After a night of drinking, one of the first responses a person may have is to sleep. Since the body needs time to process any amount of alcohol, the number of drinks a person has can create a situation where sleep is the only way to process what was consumed. Unfortunately and too often, a person may decide that his or her car is the perfect spot to sleep off a few drinks before driving home. But, this is rarely the best decision, especially when it comes to a DUI conviction.
Even if a vehicle is not in operation, a person with a blood alcohol concentration (BAC) of over .08% should not be behind the wheel. In many states, this behavior is probable cause for law enforcement to assume that the person has already driven the vehicle while intoxicated, or, has the intention to drive after drinking. Because of this probable cause and assumption, even a person who had the best of intentions to “sleep it off” can be charged and convicted of DUI. In fact, under these circumstances, the only way to escape a DUI charge could involve a mechanic’s report that a vehicle is absolutely inoperable.

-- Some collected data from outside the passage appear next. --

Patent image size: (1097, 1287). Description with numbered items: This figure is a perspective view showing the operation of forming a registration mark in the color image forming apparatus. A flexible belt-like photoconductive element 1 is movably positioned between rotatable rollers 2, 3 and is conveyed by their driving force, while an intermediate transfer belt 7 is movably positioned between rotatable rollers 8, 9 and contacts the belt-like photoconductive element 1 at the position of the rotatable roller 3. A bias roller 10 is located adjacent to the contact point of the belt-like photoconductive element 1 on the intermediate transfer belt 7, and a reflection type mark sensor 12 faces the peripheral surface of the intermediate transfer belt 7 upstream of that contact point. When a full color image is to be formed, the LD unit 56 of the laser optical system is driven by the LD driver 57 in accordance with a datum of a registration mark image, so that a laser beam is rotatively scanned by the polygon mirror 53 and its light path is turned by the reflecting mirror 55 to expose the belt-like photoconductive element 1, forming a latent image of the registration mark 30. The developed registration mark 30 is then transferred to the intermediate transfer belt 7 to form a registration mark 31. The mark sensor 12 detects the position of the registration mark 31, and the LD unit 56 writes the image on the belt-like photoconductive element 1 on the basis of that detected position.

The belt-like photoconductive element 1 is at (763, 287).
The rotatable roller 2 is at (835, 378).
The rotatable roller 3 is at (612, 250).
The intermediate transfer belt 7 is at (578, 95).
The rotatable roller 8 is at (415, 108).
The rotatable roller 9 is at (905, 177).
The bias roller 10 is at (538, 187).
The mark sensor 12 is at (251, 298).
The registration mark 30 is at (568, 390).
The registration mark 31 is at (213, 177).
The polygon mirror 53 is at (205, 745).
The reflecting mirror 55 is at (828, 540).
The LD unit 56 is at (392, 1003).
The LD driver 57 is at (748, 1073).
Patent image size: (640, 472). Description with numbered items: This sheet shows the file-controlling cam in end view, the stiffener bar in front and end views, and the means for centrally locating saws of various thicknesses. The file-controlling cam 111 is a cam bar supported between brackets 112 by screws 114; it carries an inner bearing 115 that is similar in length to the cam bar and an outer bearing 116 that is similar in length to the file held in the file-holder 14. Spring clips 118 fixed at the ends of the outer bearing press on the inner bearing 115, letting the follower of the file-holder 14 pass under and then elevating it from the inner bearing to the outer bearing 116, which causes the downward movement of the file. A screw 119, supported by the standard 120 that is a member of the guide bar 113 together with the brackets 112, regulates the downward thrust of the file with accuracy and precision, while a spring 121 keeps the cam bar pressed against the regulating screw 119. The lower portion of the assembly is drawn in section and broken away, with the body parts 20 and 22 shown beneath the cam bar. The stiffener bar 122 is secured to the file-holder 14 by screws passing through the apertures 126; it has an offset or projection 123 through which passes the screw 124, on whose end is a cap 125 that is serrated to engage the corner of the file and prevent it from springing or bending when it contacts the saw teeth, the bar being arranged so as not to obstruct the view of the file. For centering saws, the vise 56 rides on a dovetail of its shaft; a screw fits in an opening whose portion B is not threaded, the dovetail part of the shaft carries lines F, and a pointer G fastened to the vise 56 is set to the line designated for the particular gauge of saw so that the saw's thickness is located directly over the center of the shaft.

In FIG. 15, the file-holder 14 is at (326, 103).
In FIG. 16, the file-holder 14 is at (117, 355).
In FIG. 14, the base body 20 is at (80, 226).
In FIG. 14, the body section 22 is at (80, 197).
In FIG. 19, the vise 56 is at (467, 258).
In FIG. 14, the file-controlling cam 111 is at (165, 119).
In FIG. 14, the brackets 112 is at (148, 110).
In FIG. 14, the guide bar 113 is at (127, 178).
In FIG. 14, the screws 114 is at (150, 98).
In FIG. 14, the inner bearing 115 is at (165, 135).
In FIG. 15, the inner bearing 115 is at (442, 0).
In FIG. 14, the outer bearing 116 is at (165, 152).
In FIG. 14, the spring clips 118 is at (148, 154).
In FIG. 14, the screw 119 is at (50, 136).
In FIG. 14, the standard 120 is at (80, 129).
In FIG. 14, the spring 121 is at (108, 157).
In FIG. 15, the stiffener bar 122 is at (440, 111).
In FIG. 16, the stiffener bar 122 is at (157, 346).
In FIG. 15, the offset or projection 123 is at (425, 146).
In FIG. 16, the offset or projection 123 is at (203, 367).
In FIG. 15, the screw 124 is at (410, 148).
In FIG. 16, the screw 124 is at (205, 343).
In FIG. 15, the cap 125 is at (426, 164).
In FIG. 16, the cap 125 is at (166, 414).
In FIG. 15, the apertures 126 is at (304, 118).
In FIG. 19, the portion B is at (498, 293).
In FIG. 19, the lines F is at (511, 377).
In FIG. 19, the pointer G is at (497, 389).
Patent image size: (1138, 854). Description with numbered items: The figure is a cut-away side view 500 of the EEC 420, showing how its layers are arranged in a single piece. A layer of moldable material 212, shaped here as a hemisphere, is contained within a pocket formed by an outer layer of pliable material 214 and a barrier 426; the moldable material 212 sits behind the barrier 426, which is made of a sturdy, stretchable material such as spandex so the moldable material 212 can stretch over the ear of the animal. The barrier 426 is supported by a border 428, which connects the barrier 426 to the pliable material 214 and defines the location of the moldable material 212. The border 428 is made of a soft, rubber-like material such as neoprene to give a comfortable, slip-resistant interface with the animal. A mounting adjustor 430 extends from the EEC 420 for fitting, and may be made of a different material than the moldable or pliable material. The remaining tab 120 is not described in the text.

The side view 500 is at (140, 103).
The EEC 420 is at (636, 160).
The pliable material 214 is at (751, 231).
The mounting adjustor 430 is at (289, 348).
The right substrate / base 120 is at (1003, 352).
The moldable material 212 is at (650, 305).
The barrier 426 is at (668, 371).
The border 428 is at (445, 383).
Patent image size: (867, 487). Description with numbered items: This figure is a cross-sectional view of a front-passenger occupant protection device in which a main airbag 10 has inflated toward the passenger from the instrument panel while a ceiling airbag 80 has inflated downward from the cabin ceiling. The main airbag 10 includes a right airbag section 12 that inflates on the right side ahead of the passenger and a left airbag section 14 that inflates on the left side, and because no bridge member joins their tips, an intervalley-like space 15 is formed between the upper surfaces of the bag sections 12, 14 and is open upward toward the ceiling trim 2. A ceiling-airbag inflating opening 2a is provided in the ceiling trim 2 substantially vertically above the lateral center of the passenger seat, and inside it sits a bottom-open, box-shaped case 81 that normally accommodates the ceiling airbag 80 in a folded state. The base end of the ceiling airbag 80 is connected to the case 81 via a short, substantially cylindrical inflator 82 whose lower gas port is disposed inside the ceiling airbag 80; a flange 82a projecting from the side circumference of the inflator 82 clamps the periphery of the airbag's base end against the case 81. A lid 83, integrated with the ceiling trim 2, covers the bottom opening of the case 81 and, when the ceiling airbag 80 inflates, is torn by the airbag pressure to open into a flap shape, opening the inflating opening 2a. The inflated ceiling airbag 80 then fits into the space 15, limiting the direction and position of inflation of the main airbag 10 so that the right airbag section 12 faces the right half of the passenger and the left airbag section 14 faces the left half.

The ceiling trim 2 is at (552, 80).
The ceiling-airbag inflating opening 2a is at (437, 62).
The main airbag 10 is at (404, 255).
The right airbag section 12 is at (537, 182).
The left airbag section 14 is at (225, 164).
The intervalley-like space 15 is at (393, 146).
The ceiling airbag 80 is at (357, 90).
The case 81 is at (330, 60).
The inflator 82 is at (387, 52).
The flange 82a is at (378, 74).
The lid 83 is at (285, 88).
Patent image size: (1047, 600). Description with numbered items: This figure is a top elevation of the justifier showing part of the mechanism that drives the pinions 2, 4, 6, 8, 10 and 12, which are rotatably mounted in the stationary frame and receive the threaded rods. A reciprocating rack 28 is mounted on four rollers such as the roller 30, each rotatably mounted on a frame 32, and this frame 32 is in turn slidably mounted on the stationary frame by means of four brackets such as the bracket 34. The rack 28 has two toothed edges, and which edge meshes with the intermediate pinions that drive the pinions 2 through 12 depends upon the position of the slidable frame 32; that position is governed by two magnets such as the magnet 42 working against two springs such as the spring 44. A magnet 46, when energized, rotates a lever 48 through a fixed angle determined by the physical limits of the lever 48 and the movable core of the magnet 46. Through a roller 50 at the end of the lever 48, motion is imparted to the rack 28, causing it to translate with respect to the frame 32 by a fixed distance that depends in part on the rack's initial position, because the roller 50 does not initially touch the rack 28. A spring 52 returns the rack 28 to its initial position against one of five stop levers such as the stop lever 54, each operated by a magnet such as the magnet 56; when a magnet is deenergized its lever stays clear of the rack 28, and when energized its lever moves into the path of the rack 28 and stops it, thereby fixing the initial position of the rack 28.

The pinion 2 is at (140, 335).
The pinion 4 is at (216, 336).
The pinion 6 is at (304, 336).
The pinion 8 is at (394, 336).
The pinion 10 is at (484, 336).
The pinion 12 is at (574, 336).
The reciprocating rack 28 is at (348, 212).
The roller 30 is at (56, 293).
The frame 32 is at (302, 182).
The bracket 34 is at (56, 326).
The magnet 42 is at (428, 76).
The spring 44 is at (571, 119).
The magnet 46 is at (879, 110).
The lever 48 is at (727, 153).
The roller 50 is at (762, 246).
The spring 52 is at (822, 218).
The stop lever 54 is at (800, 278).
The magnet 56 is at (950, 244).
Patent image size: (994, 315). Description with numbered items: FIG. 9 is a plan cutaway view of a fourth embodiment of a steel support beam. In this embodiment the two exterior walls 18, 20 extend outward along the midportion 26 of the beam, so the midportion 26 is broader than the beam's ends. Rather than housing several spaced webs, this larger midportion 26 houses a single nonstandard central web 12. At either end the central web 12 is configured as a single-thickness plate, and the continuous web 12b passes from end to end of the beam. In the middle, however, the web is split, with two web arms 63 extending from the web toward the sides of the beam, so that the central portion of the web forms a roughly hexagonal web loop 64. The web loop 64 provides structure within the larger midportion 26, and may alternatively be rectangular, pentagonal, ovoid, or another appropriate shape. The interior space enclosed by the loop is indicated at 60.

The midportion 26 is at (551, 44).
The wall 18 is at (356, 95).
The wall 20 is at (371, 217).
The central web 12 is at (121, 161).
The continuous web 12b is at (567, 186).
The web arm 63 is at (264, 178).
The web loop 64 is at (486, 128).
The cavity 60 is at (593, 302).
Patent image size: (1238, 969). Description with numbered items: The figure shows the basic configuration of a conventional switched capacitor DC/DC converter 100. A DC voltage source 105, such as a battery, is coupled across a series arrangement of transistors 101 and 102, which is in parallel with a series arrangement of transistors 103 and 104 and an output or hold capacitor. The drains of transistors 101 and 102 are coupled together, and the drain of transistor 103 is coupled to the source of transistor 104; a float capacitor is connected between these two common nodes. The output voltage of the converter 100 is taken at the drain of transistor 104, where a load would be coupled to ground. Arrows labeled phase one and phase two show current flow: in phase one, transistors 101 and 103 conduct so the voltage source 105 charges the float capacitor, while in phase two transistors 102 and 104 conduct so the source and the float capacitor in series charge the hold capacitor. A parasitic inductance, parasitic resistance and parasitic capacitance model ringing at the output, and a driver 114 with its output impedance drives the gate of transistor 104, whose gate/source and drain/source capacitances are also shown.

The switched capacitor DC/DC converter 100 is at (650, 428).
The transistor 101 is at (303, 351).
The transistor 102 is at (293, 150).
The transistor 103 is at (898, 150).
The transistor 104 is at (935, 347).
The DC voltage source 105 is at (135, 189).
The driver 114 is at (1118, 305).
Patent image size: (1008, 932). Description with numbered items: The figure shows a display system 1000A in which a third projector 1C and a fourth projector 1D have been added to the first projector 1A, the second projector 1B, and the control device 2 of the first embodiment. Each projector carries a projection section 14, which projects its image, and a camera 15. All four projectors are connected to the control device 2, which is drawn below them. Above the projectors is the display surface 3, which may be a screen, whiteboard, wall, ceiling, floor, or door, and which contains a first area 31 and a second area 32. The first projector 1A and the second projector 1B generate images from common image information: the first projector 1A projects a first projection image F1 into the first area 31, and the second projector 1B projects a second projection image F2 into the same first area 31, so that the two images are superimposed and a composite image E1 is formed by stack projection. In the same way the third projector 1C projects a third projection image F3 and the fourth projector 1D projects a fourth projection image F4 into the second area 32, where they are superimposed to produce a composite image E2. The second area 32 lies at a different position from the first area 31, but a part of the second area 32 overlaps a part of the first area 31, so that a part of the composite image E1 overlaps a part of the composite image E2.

If a person is tired from the effects of alcohol and still manage to get out on the road, there is also a danger that the level of alcohol will cause that person to fall asleep. Falling asleep while driving is a dangerous consequence of drinking too much, and one that can be avoided by simply not attempting to operate the vehicle at all.
Because of the poor judgment of drunk drivers, the laws and assumptions about a person behind the wheel of a vehicle are a safety issue. While it may seem like a good idea to take a nap before driving home, more often than not, a person is still too drunk to drive. If a night of drinking is part of the plan, be sure that plan also includes a safe way home. The cost of a taxi or the favor of a designated driver is the best way to ensure the safety of our streets.